Over Thanksgiving break, my father poignantly asked me, “Do we have any holiday cooking traditions?”
Embarrassingly, I pulled a blank. Of course we had dishes we enjoyed and shared every year — my mother’s mashed potatoes for Thanksgiving, and tri-tip for Christmas, for example — but were these “cooking traditions” that we celebrated and passed on for generations? No.
It wasn’t always this way. When I was younger, we would join my extended family at my maternal grandmother’s house for Thanksgiving and Christmas. My grandmother would make traditional Mexican dishes, while other family members would pitch in and help with cooking or bringing prepared dishes. Grandma didn’t use a cookbook, or even measuring spoons — she knew how to make tortillas, enchiladas, and other dishes from memory. All of us relished her cooking, and the love that went into every meal.

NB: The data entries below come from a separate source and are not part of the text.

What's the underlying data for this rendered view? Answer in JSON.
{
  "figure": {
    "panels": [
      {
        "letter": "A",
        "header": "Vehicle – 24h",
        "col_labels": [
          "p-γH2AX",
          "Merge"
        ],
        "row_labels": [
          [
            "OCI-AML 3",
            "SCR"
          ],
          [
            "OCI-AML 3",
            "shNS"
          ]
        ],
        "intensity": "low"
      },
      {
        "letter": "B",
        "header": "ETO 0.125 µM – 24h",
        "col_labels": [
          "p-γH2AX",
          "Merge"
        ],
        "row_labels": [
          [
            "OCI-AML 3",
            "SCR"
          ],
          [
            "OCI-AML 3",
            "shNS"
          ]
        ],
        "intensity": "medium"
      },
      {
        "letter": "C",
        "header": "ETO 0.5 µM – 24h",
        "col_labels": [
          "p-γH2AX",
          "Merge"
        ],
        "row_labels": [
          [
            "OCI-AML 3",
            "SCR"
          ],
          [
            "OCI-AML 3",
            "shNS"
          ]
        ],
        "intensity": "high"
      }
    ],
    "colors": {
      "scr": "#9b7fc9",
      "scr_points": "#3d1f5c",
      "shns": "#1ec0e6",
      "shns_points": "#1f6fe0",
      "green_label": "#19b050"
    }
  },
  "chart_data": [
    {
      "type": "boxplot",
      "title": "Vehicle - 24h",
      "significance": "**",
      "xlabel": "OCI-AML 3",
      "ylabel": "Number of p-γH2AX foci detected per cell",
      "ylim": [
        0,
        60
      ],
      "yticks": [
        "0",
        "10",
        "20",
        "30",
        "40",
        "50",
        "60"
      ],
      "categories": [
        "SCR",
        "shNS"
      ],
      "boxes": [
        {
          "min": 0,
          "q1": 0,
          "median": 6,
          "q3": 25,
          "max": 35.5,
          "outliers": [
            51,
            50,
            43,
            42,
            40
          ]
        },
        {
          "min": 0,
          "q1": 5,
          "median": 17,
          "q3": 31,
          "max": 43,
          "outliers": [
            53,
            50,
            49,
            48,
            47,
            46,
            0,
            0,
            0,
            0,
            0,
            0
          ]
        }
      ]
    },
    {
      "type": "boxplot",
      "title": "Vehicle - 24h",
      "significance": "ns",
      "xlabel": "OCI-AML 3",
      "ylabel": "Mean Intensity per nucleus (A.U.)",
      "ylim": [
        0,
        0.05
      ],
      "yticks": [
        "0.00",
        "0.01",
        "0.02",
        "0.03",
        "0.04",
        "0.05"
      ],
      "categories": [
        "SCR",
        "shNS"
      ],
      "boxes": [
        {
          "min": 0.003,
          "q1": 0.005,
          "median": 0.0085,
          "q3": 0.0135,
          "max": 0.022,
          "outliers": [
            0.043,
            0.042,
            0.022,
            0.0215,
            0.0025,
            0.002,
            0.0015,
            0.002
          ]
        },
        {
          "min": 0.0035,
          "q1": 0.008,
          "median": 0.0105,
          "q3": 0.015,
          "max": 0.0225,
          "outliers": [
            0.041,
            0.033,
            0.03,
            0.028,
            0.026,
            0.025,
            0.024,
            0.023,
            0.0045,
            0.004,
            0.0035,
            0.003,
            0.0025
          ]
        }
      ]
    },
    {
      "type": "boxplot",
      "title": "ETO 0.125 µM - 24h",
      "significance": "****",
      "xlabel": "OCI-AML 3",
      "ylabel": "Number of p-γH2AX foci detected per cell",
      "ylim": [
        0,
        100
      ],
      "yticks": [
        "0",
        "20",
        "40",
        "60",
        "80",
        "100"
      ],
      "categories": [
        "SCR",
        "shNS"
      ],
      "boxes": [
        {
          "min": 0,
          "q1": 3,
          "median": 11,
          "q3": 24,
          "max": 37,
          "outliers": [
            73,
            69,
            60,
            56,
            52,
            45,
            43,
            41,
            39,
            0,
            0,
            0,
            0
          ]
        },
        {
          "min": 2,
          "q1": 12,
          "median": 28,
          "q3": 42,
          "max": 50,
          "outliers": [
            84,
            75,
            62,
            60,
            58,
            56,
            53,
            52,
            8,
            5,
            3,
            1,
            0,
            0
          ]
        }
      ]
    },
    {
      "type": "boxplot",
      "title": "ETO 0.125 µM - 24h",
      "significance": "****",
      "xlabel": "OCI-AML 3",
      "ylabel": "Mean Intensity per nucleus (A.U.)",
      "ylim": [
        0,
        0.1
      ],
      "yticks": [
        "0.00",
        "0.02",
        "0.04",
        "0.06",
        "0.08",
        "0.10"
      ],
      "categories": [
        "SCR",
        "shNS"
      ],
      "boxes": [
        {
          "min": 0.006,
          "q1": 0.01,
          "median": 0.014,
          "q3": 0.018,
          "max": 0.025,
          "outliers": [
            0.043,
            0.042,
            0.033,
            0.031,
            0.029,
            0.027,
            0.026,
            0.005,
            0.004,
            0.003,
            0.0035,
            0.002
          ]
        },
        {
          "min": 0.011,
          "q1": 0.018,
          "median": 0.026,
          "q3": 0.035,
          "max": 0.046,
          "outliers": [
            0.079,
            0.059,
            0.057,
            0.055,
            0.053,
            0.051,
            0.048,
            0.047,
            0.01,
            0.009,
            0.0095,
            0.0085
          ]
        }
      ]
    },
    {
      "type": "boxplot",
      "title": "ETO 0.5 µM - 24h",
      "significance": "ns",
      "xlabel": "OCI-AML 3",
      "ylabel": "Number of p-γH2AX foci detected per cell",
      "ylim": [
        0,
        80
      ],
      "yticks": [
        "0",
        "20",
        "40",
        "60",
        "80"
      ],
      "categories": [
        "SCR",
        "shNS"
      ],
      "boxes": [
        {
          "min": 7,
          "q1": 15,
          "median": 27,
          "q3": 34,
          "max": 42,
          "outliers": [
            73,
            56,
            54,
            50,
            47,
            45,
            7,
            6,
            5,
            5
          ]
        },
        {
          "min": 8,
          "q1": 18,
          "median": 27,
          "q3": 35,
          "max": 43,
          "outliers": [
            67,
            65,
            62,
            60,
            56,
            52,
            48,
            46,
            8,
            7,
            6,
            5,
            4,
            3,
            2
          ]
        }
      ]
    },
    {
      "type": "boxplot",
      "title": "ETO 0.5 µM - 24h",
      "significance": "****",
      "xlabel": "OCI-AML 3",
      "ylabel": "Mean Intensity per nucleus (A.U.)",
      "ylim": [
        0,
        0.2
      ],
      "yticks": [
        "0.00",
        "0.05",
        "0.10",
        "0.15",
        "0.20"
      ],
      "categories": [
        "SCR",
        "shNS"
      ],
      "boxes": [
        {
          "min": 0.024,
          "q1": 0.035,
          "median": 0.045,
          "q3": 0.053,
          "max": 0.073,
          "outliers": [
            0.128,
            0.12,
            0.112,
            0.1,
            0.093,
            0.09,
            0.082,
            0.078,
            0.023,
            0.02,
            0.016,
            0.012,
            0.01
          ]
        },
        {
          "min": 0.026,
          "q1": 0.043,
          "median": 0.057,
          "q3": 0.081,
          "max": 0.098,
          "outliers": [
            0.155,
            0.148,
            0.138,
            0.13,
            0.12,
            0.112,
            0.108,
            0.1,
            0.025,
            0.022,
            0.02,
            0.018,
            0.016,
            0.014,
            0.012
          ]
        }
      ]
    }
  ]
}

Over time, it got harder for my aging grandmother to make food for us, but she did anyway. It’s how she told us she loved us, and she took pride in her work.
When I went away for college, I became aware of the importance of food as a reflection of culture, family and tradition. I dedicated my first few summer breaks to learn how my grandmother made her magic in the kitchen. I would show up to my grandparent’s house in the morning, and grandma and I got to work. We had wonderful memories together. I wrote new recipes, and copied some from dishes
I had never tried. Ultimately, I wrote a recipe book (which includes a few recipes from mom) and shared it with my family, who then emailed copies to my aunts and uncles.
Sixteen years have passed however, and no one has been able to find either the emailed cookbook or a physical copy of it. We all had vague memories of seeing the cookbook somewhere, but no one had seen it for maybe 10 years. It came up as a topic of conversation, as my parents and I decided to make tamales this Christmas together, but we wanted to replicate my grandmother’s recipe. We are blessed that grandma is still with us and now in her 90s, but she unfortunately is unable to physically cook or tell us her recipes anymore.
With a stroke of luck, I found the original recipe book I wrote in my garage, stuffed in a large box filled with books I never opened after moving to Carlsbad a year ago. I spent this weekend transcribing the recipe book, and rekindled the fond memories I had with my grandma in the kitchen. Tamales weren’t something we ever made before, but I found a recipe in the book I had copied down. “Recipe for 100 Tamales”! Grandma was a pro.
I’m proud to say that my family will be making a smaller version of grandma’s tamales recipe this week, and we will be adding more recipes to our cookbook for the next edition (my father has mastered baking in the last few years). It’s never too late to create new cooking traditions, or reignite old ones. In food, our family traditions will live on, and so will our memories together.
Vince Vasquez is a think tank analyst based in Torrey Pines. He is a Carlsbad resident.